FDA approves weight-loss drug Contrave (Update)
U.S. regulators have greenlighted a new weight-loss drug called Contrave, the third in a string of approvals for prescription medications aimed at the nation's 78 million obese adults.
The pill, Contrave, is a combination of two drugs that are already approved, naltrexone and bupropion. Naltrexone is used to treat alcohol and narcotic dependence. Bupropion is an antidepressant also used to help people quit smoking.
Contrave joins two similar drugs from Arena Pharmaceuticals and Vivus Inc. which FDA approved in 2012 after a 13-year drought of new prescription weight-loss medicines. Analysts initially predicted those drugs would garner up to $1 billion in annual sales, considering that more than one-third of all U.S. adults are obese. But sales of Vivus' Qsymia and Arena's Belviq have been far below expectations due to limited insurance coverage and high out-of-pocket costs for patients.
Dr. Ronald Tamler of Mount Sinai Hospital's diabetes center says he prescribes weight loss drugs only when patients have failed to lose weight through lifestyle changes. Even then, he says insurers are reluctant to cover the medications.
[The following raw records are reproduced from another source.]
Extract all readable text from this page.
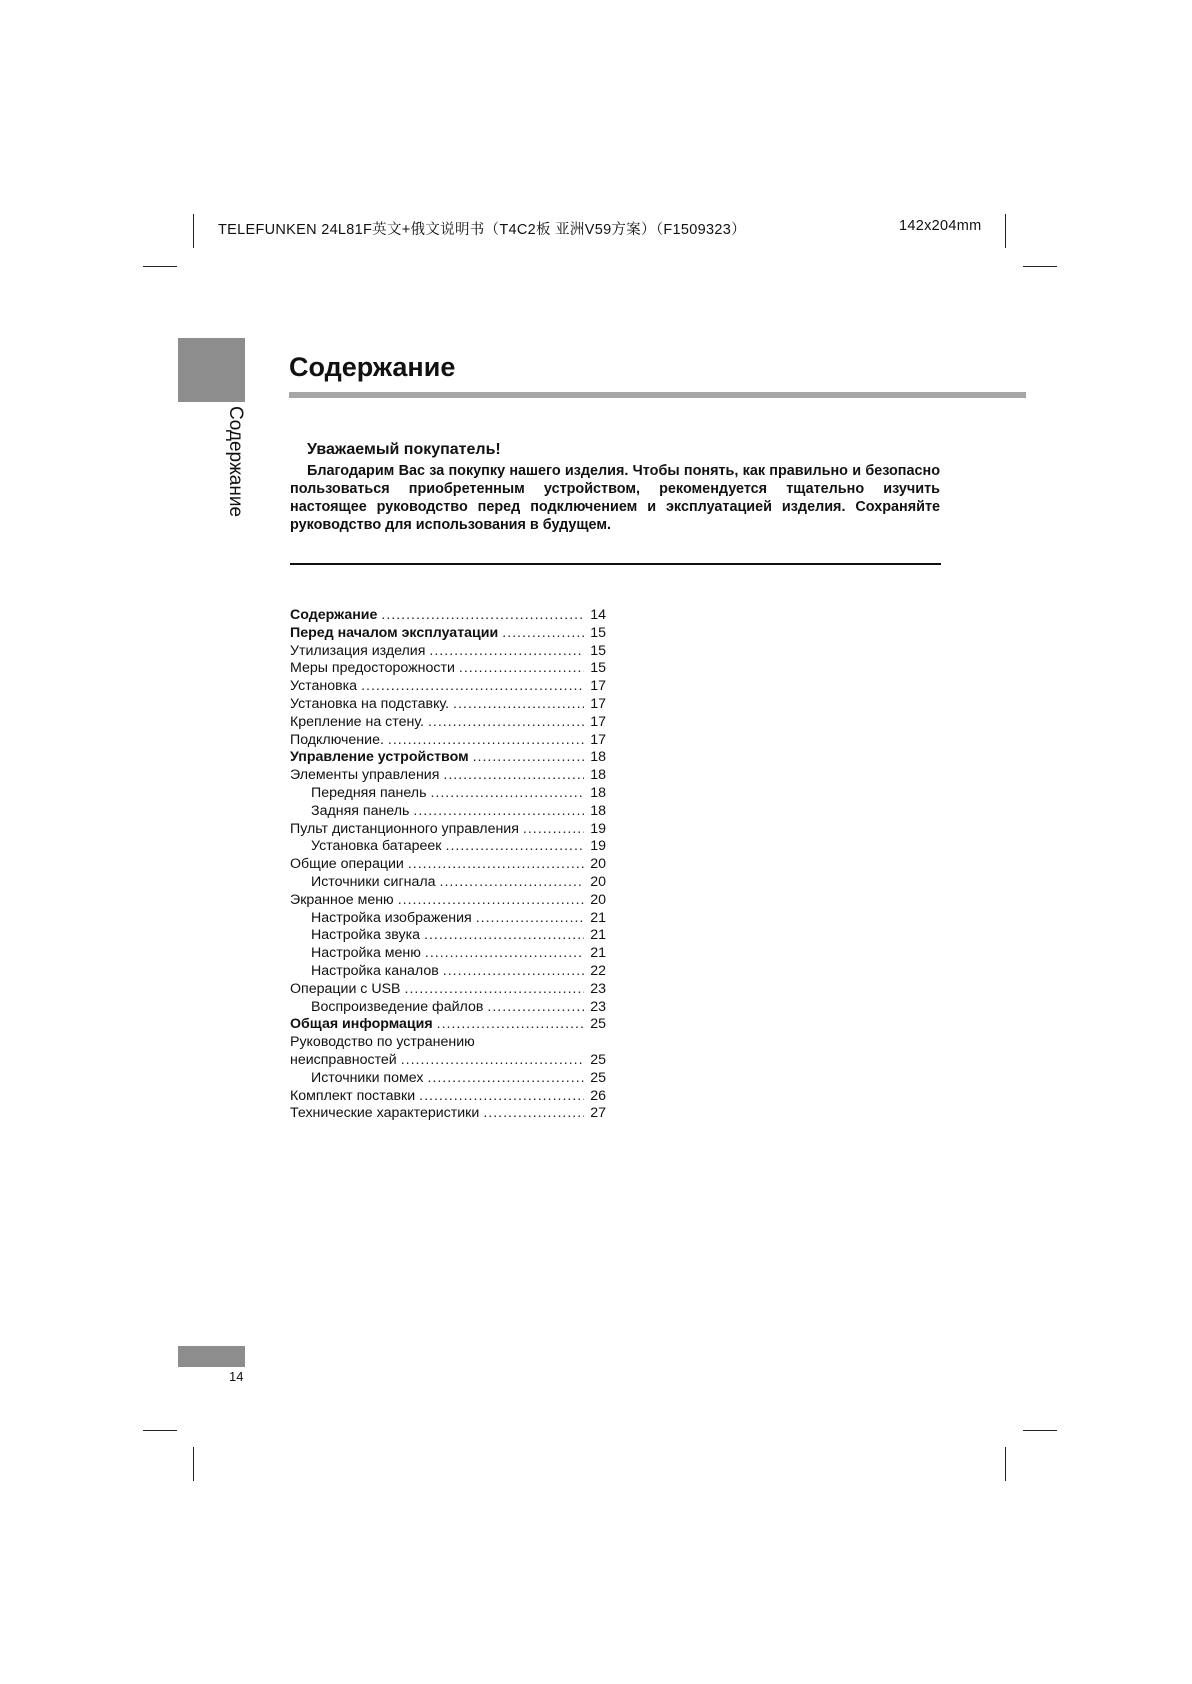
TELEFUNKEN 24L81F英文+俄文说明书（T4C2板 亚洲V59方案）（F1509323）	142x204mm
Содержание
Содержание
Уважаемый покупатель!
Благодарим Вас за покупку нашего изделия. Чтобы понять, как правильно и безопасно пользоваться приобретенным устройством, рекомендуется тщательно изучить настоящее руководство перед подключением и эксплуатацией изделия. Сохраняйте руководство для использования в будущем.
Содержание .....	14
Перед началом эксплуатации .....	15
Утилизация изделия .....	15
Меры предосторожности .....	15
Установка .....	17
Установка на подставку. .....	17
Крепление на стену. .....	17
Подключение. .....	17
Управление устройством .....	18
Элементы управления .....	18
Передняя панель .....	18
Задняя панель .....	18
Пульт дистанционного управления .....	19
Установка батареек .....	19
Общие операции .....	20
Источники сигнала .....	20
Экранное меню .....	20
Настройка изображения .....	21
Настройка звука .....	21
Настройка меню .....	21
Настройка каналов .....	22
Операции с USB .....	23
Воспроизведение файлов .....	23
Общая информация .....	25
Руководство по устранению
неисправностей .....	25
Источники помех .....	25
Комплект поставки .....	26
Технические характеристики .....	27
14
"With any of these weight-loss medications, the minute you stop taking it, you start regaining the weight," Tamler said. "That means the patient is facing a life of being on medication, which is not attractive for patients or third-party payers."
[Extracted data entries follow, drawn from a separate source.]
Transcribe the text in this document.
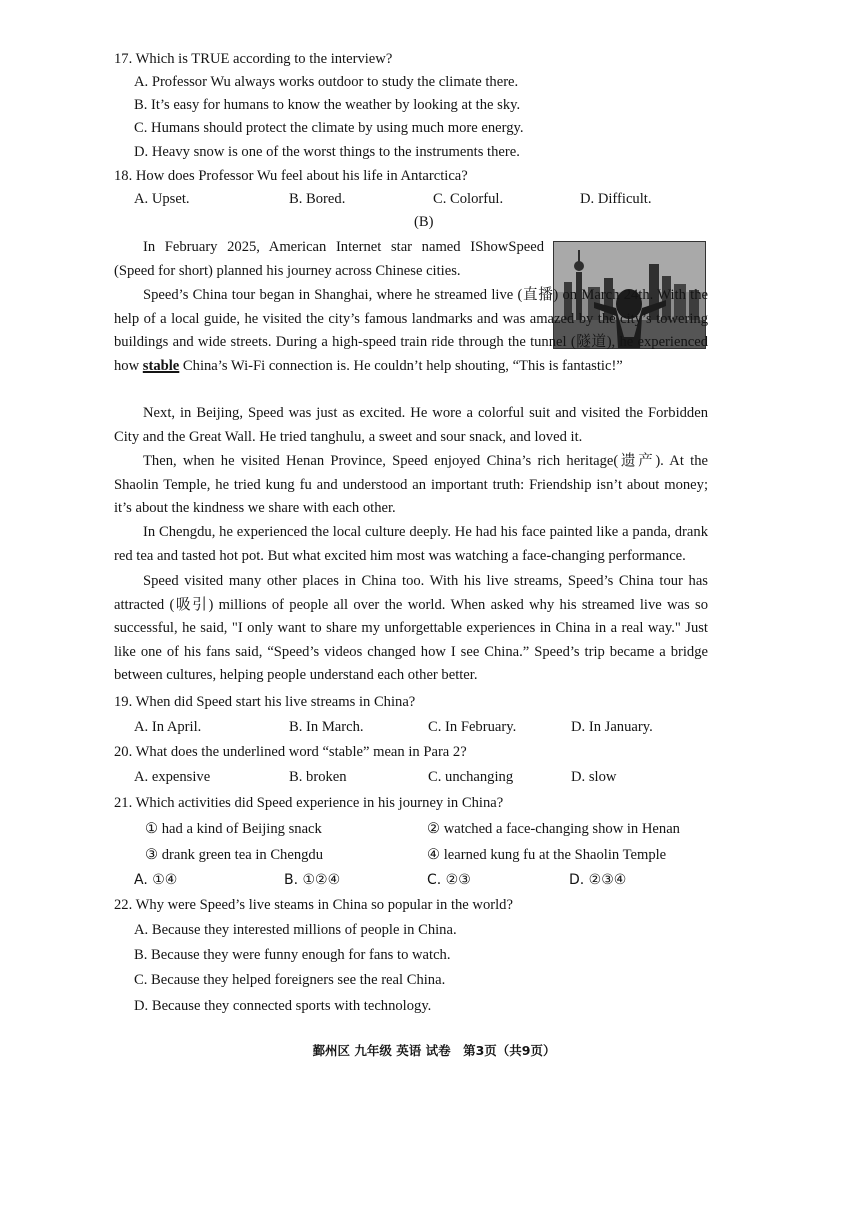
17. Which is TRUE according to the interview?
A. Professor Wu always works outdoor to study the climate there.
B. It’s easy for humans to know the weather by looking at the sky.
C. Humans should protect the climate by using much more energy.
D. Heavy snow is one of the worst things to the instruments there.
18. How does Professor Wu feel about his life in Antarctica?
A. Upset.	B. Bored.	C. Colorful.	D. Difficult.
(B)
In February 2025, American Internet star named IShowSpeed (Speed for short) planned his journey across Chinese cities.
Speed’s China tour began in Shanghai, where he streamed live (直播) on March 24th. With the help of a local guide, he visited the city’s famous landmarks and was amazed by the city’s towering buildings and wide streets. During a high-speed train ride through the tunnel (隧道), he experienced how stable China’s Wi-Fi connection is. He couldn’t help shouting, “This is fantastic!”
Next, in Beijing, Speed was just as excited. He wore a colorful suit and visited the Forbidden City and the Great Wall. He tried tanghulu, a sweet and sour snack, and loved it.
Then, when he visited Henan Province, Speed enjoyed China’s rich heritage(遗产). At the Shaolin Temple, he tried kung fu and understood an important truth: Friendship isn’t about money; it’s about the kindness we share with each other.
In Chengdu, he experienced the local culture deeply. He had his face painted like a panda, drank red tea and tasted hot pot. But what excited him most was watching a face-changing performance.
Speed visited many other places in China too. With his live streams, Speed’s China tour has attracted (吸引) millions of people all over the world. When asked why his streamed live was so successful, he said, "I only want to share my unforgettable experiences in China in a real way." Just like one of his fans said, “Speed’s videos changed how I see China.” Speed’s trip became a bridge between cultures, helping people understand each other better.
19. When did Speed start his live streams in China?
A. In April.	B. In March.	C. In February.	D. In January.
20. What does the underlined word “stable” mean in Para 2?
A. expensive	B. broken	C. unchanging	D. slow
21. Which activities did Speed experience in his journey in China?
① had a kind of Beijing snack	② watched a face-changing show in Henan
③ drank green tea in Chengdu	④ learned kung fu at the Shaolin Temple
A. ①④	B. ①②④	C. ②③	D. ②③④
22. Why were Speed’s live steams in China so popular in the world?
A. Because they interested millions of people in China.
B. Because they were funny enough for fans to watch.
C. Because they helped foreigners see the real China.
D. Because they connected sports with technology.
鄞州区 九年级 英语 试卷　第3页（共9页）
Contrave was developed by Orexigen Therapeutics Inc., based in La Jolla, California. The Food and Drug Administration said Thursday that it is approved for use by people who have a body mass index of 30 or higher, which is the level at which people are considered to be obese. It is also approved for use by people with a BMI of 27 or higher who also have a weight-related medical condition such as diabetes.
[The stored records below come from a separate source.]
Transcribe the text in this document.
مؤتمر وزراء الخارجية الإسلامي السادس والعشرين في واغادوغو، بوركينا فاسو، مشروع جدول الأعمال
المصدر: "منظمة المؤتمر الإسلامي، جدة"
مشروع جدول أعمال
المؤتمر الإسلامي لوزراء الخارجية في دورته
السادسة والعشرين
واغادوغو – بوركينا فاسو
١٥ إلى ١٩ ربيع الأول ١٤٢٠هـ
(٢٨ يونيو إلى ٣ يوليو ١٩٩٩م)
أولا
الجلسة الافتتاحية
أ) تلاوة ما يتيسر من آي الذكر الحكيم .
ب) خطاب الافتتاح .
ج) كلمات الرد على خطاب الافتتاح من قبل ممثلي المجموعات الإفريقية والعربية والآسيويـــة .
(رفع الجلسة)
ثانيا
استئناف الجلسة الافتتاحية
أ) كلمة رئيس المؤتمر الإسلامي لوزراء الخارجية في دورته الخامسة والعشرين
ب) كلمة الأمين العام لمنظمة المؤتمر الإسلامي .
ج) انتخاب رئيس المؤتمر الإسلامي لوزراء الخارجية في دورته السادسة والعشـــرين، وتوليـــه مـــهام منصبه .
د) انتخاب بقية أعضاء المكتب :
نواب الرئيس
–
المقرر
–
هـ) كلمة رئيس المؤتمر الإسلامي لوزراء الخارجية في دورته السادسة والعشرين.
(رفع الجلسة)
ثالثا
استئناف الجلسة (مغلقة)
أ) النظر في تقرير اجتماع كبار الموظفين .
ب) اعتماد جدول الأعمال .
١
The agency approved the drug for use in combination with a reduced-calorie diet and exercise.
Experts say patients need to have realistic expectations about how much weight they can lose by taking a pill. Patients on Contrave for a year lost 4.2 percent more weight than patients taking a dummy pill.
That compares with weight loss between 3 percent and 3.7 percent for Belviq and 6.7 percent to 8.9 percent for Qsymia, both also measured against placebo.
Drug-induced weight loss is much smaller than that seen with surgical procedures, such as gastric bypass, which can produce a 25 percent to 30 percent drop in weight, on average.
Doctors who treat obesity say they use drugs like Contrave as a chance to educate patients on choosing a healthier, low-calorie diet.
Contrave will have a boxed warning about the risk of suicidal thoughts associated with antidepressants like Bupropion.
Experts caution that potentially dangerous drug interactions are a risk with the new generation of weight-loss drugs.
"Physicians prescribing these brain medications have to review patients other medications because they're frequently on antidepressants and there's an interaction," said Tamler.
Additional Contrave risks include the possibility of seizures, as well as increased blood pressure and heart rates.
The heart effects created a long road to approval for Contrave. The FDA refused to approve the drug in 2011, citing cardiovascular risks. Orexigen resubmitted its application to regulators in December, saying that the drug fared well in an early analysis of a study designed to rule out excessive cardiovascular risk.
Contrave will have an uphill battle in the U.S. market after the disappointing performance of rival treatments from Vivus Inc. and Arena Pharmaceuticals Inc. In the most recent quarter Vivus reported sales of $11 million for Qsymia, while Arena Pharmaceuticals reported $9.9 million in Belviq sales.
Contrave will be distributed in the U.S. by Japanese drugmaker Takeda Pharmaceuticals, which will pay Orexigen royalties on sales. Orexigen and Takeda plan to start selling the drug this fall.
Shares of Orexigen Therapeutics Inc. fell 51 cents, or 8.6 percent to $5.39 in trading.